Data sources: A review of the literature on past research results addressing racial and ethnic disparities and current articles from scientific journals exploring the relationship between race and genetics. Web sites were from the National Institutes of Health, the Human Genome Research Institute, the National Cancer Institute, and the Health and Human Services Minority Health and Disparities report.

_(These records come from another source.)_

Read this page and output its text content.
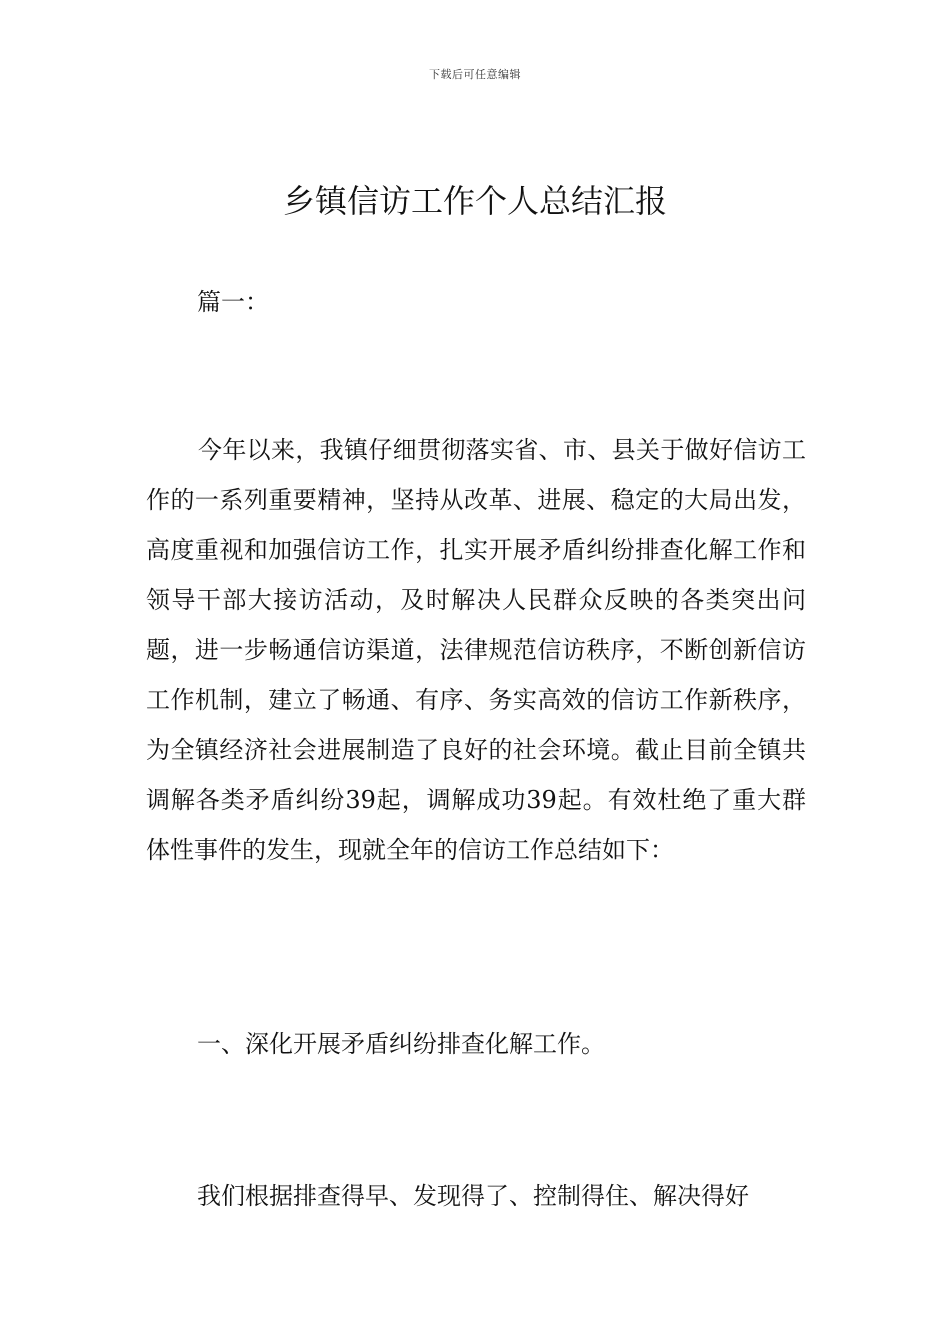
下载后可任意编辑
乡镇信访工作个人总结汇报

篇一：

今年以来，我镇仔细贯彻落实省、市、县关于做好信访工作的一系列重要精神，坚持从改革、进展、稳定的大局出发，高度重视和加强信访工作，扎实开展矛盾纠纷排查化解工作和领导干部大接访活动，及时解决人民群众反映的各类突出问题，进一步畅通信访渠道，法律规范信访秩序，不断创新信访工作机制，建立了畅通、有序、务实高效的信访工作新秩序，为全镇经济社会进展制造了良好的社会环境。截止目前全镇共调解各类矛盾纠纷39起，调解成功39起。有效杜绝了重大群体性事件的发生，现就全年的信访工作总结如下：

一、深化开展矛盾纠纷排查化解工作。

我们根据排查得早、发现得了、控制得住、解决得好
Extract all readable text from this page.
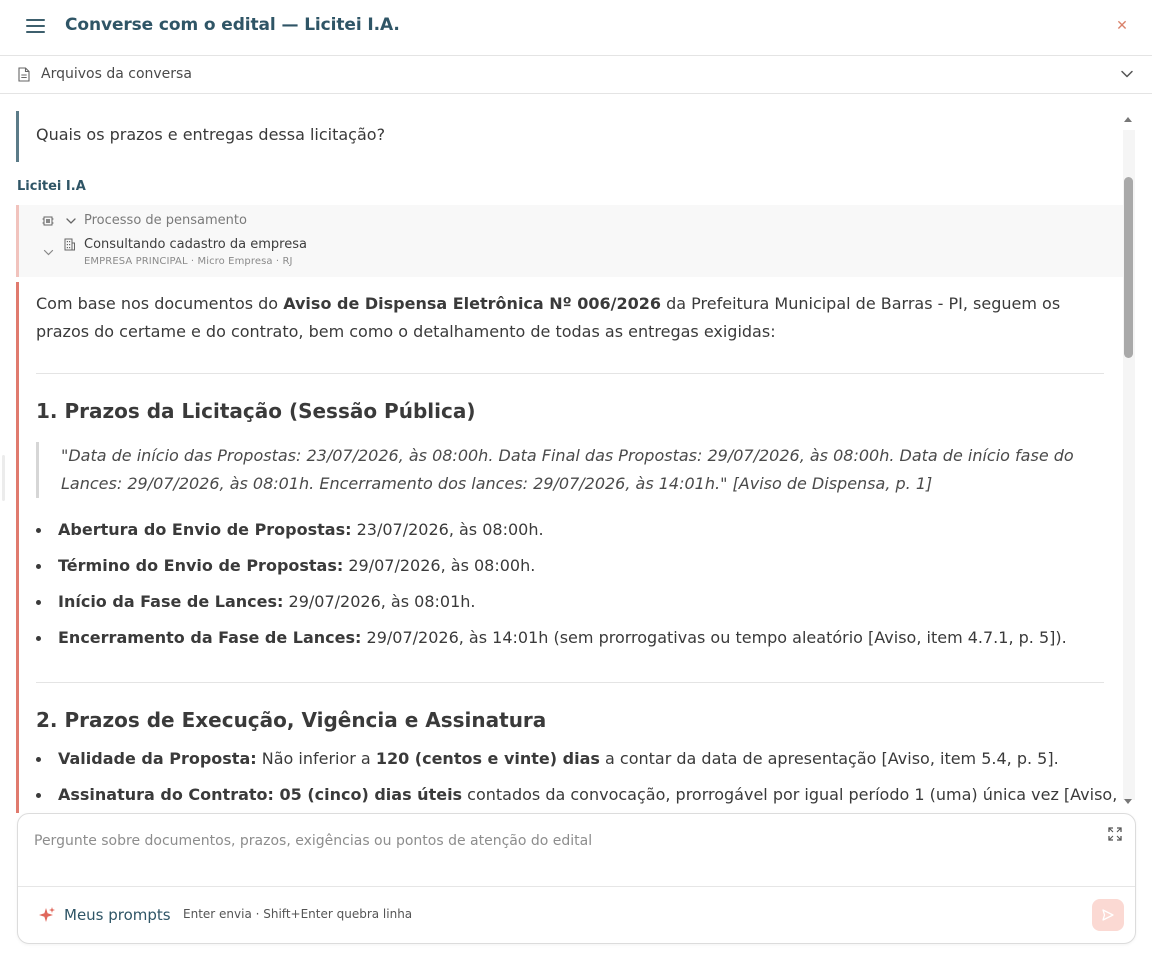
Converse com o edital — Licitei I.A.	✕
Arquivos da conversa

Quais os prazos e entregas dessa licitação?

Licitei I.A
Processo de pensamento
Consultando cadastro da empresa
EMPRESA PRINCIPAL · Micro Empresa · RJ
Com base nos documentos do Aviso de Dispensa Eletrônica Nº 006/2026 da Prefeitura Municipal de Barras - PI, seguem os prazos do certame e do contrato, bem como o detalhamento de todas as entregas exigidas:
1. Prazos da Licitação (Sessão Pública)
"Data de início das Propostas: 23/07/2026, às 08:00h. Data Final das Propostas: 29/07/2026, às 08:00h. Data de início fase do Lances: 29/07/2026, às 08:01h. Encerramento dos lances: 29/07/2026, às 14:01h." [Aviso de Dispensa, p. 1]
Abertura do Envio de Propostas: 23/07/2026, às 08:00h.
Término do Envio de Propostas: 29/07/2026, às 08:00h.
Início da Fase de Lances: 29/07/2026, às 08:01h.
Encerramento da Fase de Lances: 29/07/2026, às 14:01h (sem prorrogativas ou tempo aleatório [Aviso, item 4.7.1, p. 5]).
2. Prazos de Execução, Vigência e Assinatura
Validade da Proposta: Não inferior a 120 (centos e vinte) dias a contar da data de apresentação [Aviso, item 5.4, p. 5].
Assinatura do Contrato: 05 (cinco) dias úteis contados da convocação, prorrogável por igual período 1 (uma) única vez [Aviso,
Pergunte sobre documentos, prazos, exigências ou pontos de atenção do edital
Meus prompts Enter envia · Shift+Enter quebra linha
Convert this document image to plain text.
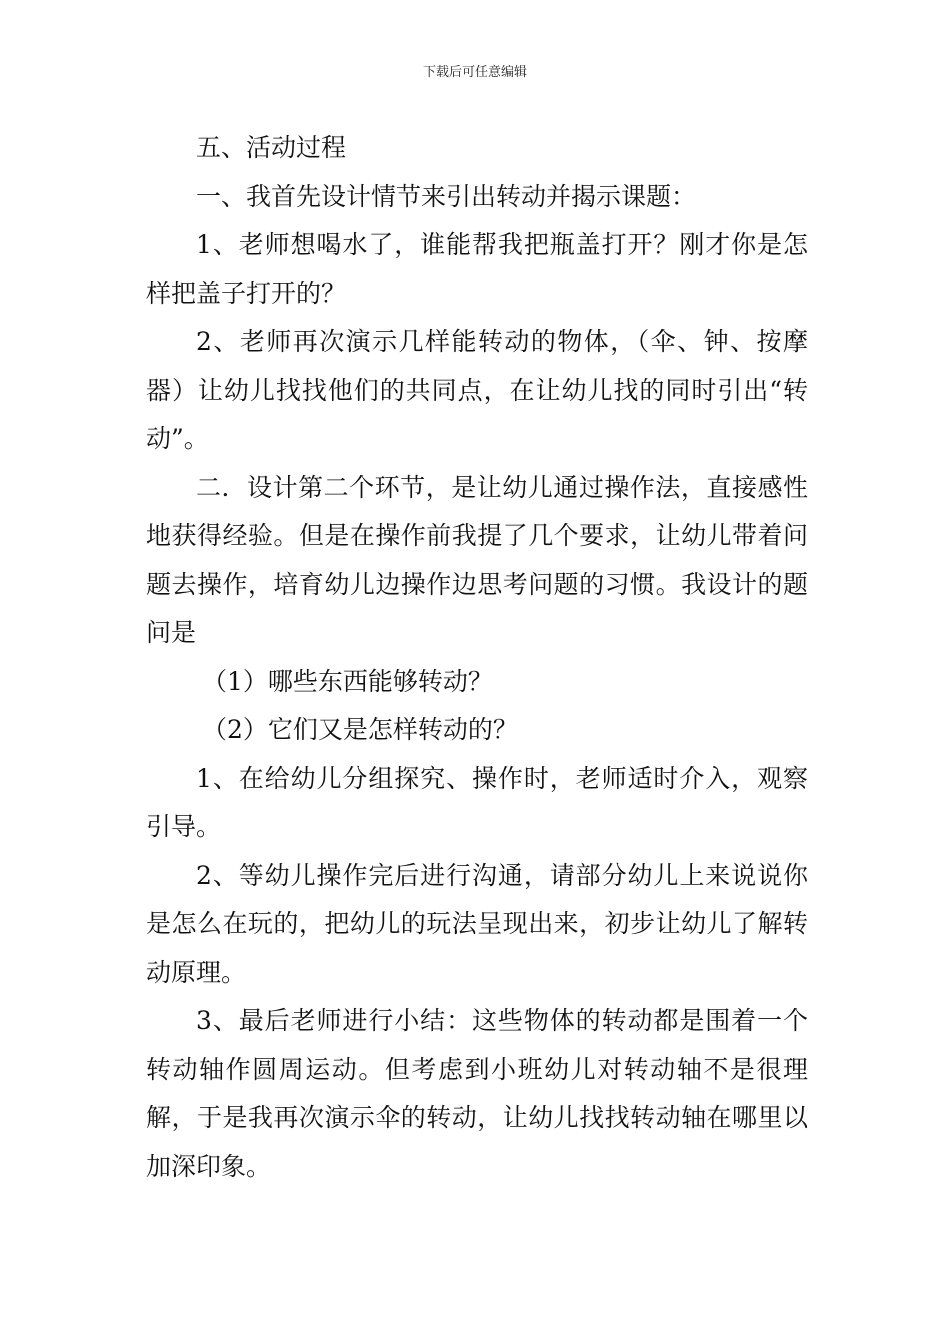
下载后可任意编辑

五、活动过程

一、我首先设计情节来引出转动并揭示课题：

1、老师想喝水了，谁能帮我把瓶盖打开？刚才你是怎样把盖子打开的？

2、老师再次演示几样能转动的物体，（伞、钟、按摩器）让幼儿找找他们的共同点，在让幼儿找的同时引出“转动”。

二．设计第二个环节，是让幼儿通过操作法，直接感性地获得经验。但是在操作前我提了几个要求，让幼儿带着问题去操作，培育幼儿边操作边思考问题的习惯。我设计的题问是

（1）哪些东西能够转动？

（2）它们又是怎样转动的？

1、在给幼儿分组探究、操作时，老师适时介入，观察引导。

2、等幼儿操作完后进行沟通，请部分幼儿上来说说你是怎么在玩的，把幼儿的玩法呈现出来，初步让幼儿了解转动原理。

3、最后老师进行小结：这些物体的转动都是围着一个转动轴作圆周运动。但考虑到小班幼儿对转动轴不是很理解，于是我再次演示伞的转动，让幼儿找找转动轴在哪里以加深印象。
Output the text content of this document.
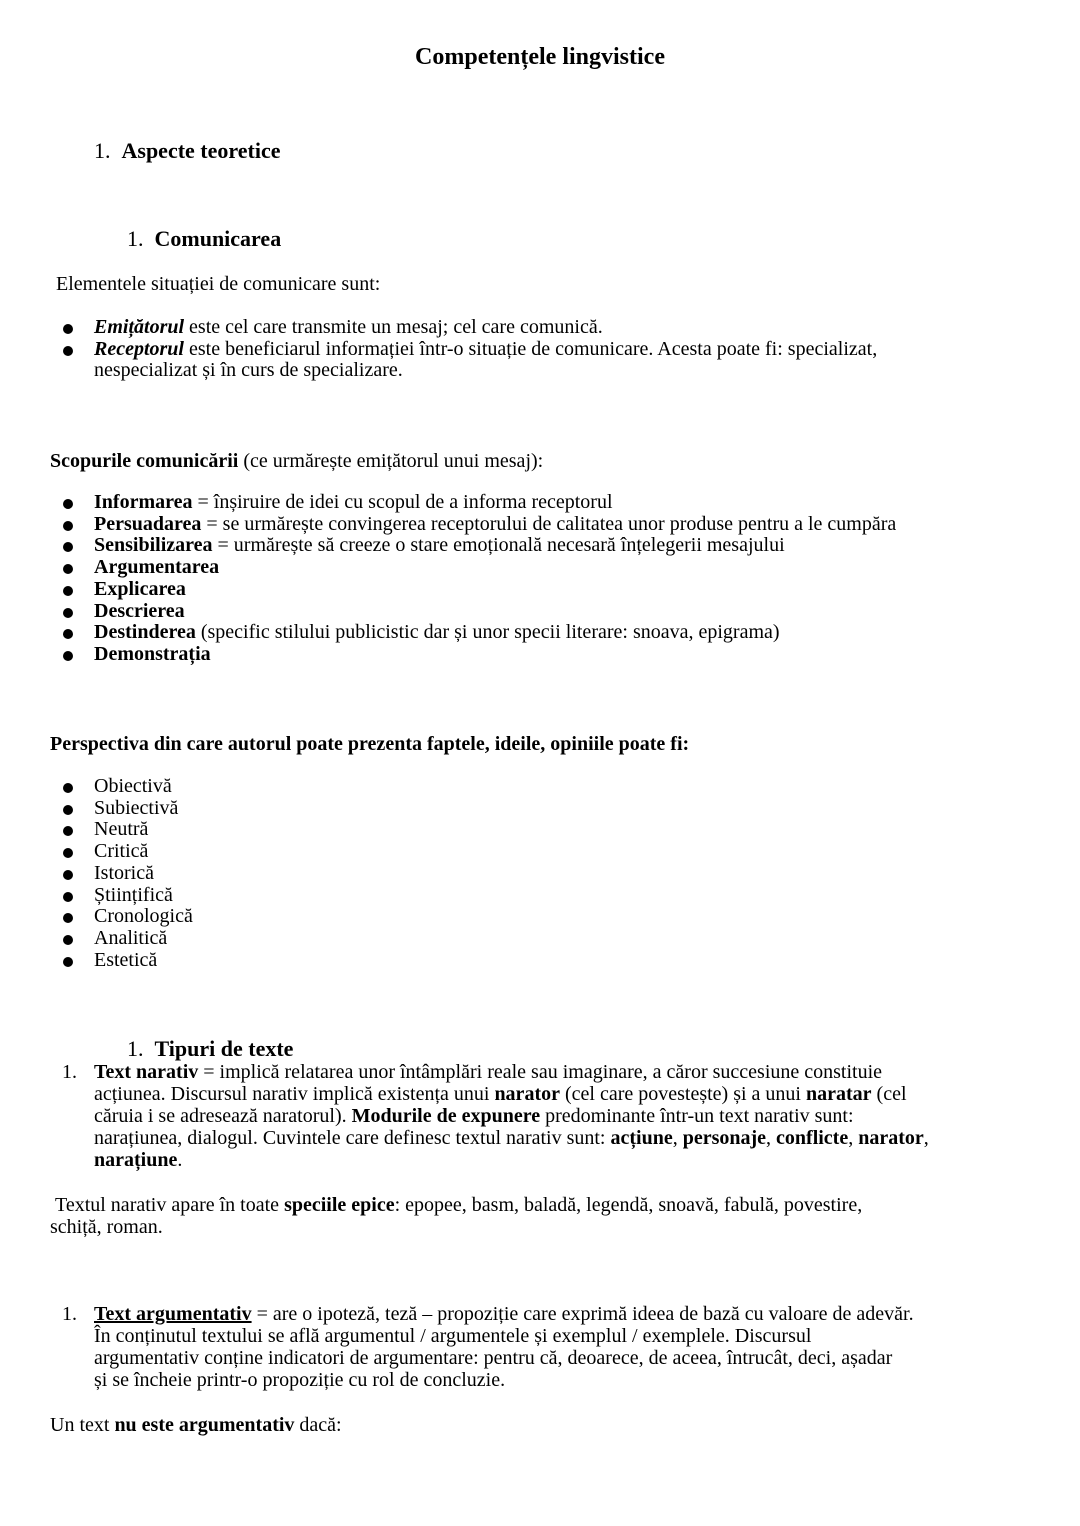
Competențele lingvistice
1. Aspecte teoretice
1. Comunicarea
Elementele situației de comunicare sunt:
Emițătorul este cel care transmite un mesaj; cel care comunică.
Receptorul este beneficiarul informației într-o situație de comunicare. Acesta poate fi: specializat,
nespecializat și în curs de specializare.
Scopurile comunicării (ce urmărește emițătorul unui mesaj):
Informarea = înșiruire de idei cu scopul de a informa receptorul
Persuadarea = se urmărește convingerea receptorului de calitatea unor produse pentru a le cumpăra
Sensibilizarea = urmărește să creeze o stare emoțională necesară înțelegerii mesajului
Argumentarea
Explicarea
Descrierea
Destinderea (specific stilului publicistic dar și unor specii literare: snoava, epigrama)
Demonstrația
Perspectiva din care autorul poate prezenta faptele, ideile, opiniile poate fi:
Obiectivă
Subiectivă
Neutră
Critică
Istorică
Științifică
Cronologică
Analitică
Estetică
1. Tipuri de texte
1. Text narativ = implică relatarea unor întâmplări reale sau imaginare, a căror succesiune constituie
acțiunea. Discursul narativ implică existența unui narator (cel care povestește) și a unui naratar (cel
căruia i se adresează naratorul). Modurile de expunere predominante într-un text narativ sunt:
narațiunea, dialogul. Cuvintele care definesc textul narativ sunt: acțiune, personaje, conflicte, narator,
narațiune.
Textul narativ apare în toate speciile epice: epopee, basm, baladă, legendă, snoavă, fabulă, povestire,
schiță, roman.
1. Text argumentativ = are o ipoteză, teză – propoziție care exprimă ideea de bază cu valoare de adevăr.
În conținutul textului se află argumentul / argumentele și exemplul / exemplele. Discursul
argumentativ conține indicatori de argumentare: pentru că, deoarece, de aceea, întrucât, deci, așadar
și se încheie printr-o propoziție cu rol de concluzie.
Un text nu este argumentativ dacă:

Conclusions: The family history has received renewed interest due to the sequencing of the human genome. A multigenerational family history is an important first step in screening for a multitude of disorders impacted by genetic susceptibility, shared environments, and common behaviors. Assessment of the patient’s ethnicity/family of origin is an integral part of the multigenerational family history, particularly in the diagnosis of chronic diseases and the assessment of risks for genetic disorders. The multigenerational family history is important in diagnosis, predictive genetic testing, disease prevention, and health promotion. Challenges facing NPs and the utilization of a multigenerational family history in the current U.S. health system include (a) training clinicians on the correct assessment and utilization of a multigenerational family history, (b) assessment of the subtleties of ethnicity and identifying multiple ethnic groups within a family, (c) collection of the family history in a manner that is sensitive to the cultural beliefs of individuals, and (d) avoidance of stereotyping
Implications for practice: Significant advances in genetics and genetic testing requires that NPs be well versed in collecting and interpreting a multigenerational family history to include assessment of the patient/family’s ethnicity/family of origin. The ability to effectively conduct and evaluate the individual’s and family’s health risk through a multigenerational family history will be important in diagnosis, health promotion, disease prevention, and the determination for genetic counseling referral and predictive testing when appropriate. Assessment of risk and prevention of disease is also important in reducing health disparities.